Note that you can start a pd patch just with a “pd patch.pd” command from a command prompt or batch file. This patch does nothing interesting (it just plays an annoying sine tone) but it does it automatically.

puredata startup

 

Switching and reversing arduino relay shield

Wednesday, November 14th, 2007

Switching and reversing arduino relay shield (photo)

This is a little thing I made for artist Petra Vargova. It’s a home-made “shield” for the Arduino, i.e. this circuit fits on top of an Arduino board. (Indeed, it is sitting on top of an Arduino in the photo).

It’s not made using an Arduino shield PCB (which would be much more elegant) but just made using a piece of stripboard and some pin connectors.
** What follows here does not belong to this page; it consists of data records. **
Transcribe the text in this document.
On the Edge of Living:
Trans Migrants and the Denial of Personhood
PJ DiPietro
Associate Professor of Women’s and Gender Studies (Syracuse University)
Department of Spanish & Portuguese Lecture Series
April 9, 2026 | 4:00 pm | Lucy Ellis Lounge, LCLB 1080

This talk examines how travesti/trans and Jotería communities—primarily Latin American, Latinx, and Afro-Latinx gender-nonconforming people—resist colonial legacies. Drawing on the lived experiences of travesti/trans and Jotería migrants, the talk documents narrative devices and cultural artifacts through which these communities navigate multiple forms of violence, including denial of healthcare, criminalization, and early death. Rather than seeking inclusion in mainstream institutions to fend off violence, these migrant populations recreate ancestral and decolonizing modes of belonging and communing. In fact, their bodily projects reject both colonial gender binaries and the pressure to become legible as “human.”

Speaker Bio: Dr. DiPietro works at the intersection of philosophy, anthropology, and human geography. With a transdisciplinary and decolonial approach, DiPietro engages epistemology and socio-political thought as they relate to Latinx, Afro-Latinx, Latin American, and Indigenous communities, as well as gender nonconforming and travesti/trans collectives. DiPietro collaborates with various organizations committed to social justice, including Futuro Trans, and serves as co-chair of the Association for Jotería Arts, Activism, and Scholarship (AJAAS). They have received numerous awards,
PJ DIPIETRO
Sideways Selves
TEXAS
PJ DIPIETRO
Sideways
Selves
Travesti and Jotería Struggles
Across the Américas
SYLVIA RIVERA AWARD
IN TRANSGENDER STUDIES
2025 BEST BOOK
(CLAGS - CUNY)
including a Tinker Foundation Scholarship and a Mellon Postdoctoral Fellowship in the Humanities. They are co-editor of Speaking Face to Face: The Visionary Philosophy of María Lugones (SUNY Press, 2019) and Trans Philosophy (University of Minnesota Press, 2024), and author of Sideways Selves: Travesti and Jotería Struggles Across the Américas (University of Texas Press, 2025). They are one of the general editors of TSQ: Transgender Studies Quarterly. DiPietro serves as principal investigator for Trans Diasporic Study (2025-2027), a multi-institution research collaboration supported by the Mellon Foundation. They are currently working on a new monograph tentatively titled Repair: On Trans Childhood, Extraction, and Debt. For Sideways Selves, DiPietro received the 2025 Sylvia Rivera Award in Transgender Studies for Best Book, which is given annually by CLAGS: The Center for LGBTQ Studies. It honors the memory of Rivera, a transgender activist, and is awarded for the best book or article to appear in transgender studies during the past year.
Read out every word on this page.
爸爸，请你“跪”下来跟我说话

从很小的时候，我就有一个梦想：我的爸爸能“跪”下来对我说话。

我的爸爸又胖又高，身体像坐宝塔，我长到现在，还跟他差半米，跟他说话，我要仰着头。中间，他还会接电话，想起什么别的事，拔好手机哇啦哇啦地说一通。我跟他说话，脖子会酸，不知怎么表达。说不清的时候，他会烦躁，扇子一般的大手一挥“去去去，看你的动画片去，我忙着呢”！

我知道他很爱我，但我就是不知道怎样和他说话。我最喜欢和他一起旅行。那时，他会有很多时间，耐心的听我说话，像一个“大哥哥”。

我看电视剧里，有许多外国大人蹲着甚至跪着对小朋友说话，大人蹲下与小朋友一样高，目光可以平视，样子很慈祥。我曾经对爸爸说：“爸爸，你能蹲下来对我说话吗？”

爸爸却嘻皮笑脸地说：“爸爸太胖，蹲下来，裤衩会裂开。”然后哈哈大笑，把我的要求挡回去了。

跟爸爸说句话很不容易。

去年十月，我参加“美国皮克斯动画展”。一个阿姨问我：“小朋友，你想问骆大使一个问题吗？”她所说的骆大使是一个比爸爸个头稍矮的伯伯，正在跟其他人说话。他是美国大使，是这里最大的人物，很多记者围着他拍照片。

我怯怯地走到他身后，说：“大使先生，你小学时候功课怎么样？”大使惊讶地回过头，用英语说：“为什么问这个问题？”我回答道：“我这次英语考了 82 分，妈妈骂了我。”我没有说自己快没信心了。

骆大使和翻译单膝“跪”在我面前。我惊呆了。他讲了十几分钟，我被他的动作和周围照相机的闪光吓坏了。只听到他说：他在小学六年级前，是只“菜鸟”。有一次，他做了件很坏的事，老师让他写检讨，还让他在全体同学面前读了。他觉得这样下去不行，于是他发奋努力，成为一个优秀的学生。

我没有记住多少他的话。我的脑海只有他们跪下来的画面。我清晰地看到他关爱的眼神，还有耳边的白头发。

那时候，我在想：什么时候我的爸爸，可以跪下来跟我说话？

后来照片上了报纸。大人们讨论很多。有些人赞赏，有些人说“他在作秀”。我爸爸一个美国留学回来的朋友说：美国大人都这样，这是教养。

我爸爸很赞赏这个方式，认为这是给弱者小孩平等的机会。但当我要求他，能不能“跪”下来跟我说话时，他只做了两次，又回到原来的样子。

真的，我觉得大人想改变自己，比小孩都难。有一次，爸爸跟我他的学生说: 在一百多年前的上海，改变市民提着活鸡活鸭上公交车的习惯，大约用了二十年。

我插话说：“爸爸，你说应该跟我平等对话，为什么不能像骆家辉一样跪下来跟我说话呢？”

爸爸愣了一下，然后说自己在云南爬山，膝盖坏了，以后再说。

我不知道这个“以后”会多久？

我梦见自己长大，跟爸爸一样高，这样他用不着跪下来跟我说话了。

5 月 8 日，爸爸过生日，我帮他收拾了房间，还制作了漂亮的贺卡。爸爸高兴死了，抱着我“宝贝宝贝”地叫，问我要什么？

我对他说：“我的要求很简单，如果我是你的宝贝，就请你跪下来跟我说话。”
It contains two relays - two omron G6S-2 4.5 VDC relays.

Switching and reversing arduino relay shield (sketch)

It works like this: The lower relay is used for reversing polarity. It’s got plus and minus coming in on its input pins (the second from the right on top and bottom). When the lower relay is off (the control pin labeled reverse is low) the power is just connected straight away to the load. When the “reverse” control pin goes high, the power comes out on the two rightmost pins on the relay, which are connected to the load in reverse.

The top relay is just a switch that switches to positive input on and off.

To control it you just need two digital pins on the Arduino, one for the main on/off and one to reverse polarity.

Switching and reversing relay shield - arduino code

 

sendkeys - a handy Processing app

Wednesday, November 14th, 2007

sendkeys (screenshot)

I wrote this little Processing application I’d thought I’d share with you.

It opens a little window with a black circle in it. When you press a key - any key - whatever you press gets sent to your serial port. Also, the circle turns white just to let you know your program is live.

The Processing code that really does anything is just this:

In setup():

String[] ports = Serial.list();
serial = new Serial(this, ports[ports.length-1], baudRate);

and then in keyReleased():

serial.write(key);

That’s it. Very handy.

Download the sendkeys processing code

Stripboard

Wednesday, November 14th, 2007

stripboard

Stripboards (sometimes called veroboards) are typically used for prototyping electronic circuits. They have little holes, evenly spaced at 0.1 inches (yes, even in Europe - electronic components usually have their pins 1/10″ (0.254 mm) apart.
The image shows the soldering side - usually the back or bottom side. You stick the components in from the other side and solder on this side, and then cut off the pins so they don’t stick out too far.

See also: Yoshi’s DIY stripboard cutter

Yoshi’s DIY stripboard cutter

Tuesday, November 13th, 2007

Yoshi’s stripboard tool

I was in the electronics lab making a prototype and was just saying how I prefer the stripboards with links, where the solder points are connected in groups of three, rather than in strips that run the full length of the card. Yoshi just reached out his hand, picked something up and waved it triumphantly. “You need this!”

It turned out to be a little tool he made himself. It’s a poor photo I took with my camera - it’s not actually rusty, it just looks like that in photo. He made this from a blade from an jigsaw, using a Dremel tool to cut away all the teeth and make a sharp point at the edge. Using this it’s really easy to cut away the copper from the stripboard.

Processing

Tuesday, November 13th, 2007

Processing is an easy-to-learn programming language that is geared towards visual programs. It’s completely free and even completely open source. It is very easy to make simple things and still powerful enough to do some really interesting things. There are lots of examples of what has been done at the Processing.org site. Processing builds to applets (so you can post them live on a web page), or to executable files. And it works for Windows, Mac and Linux.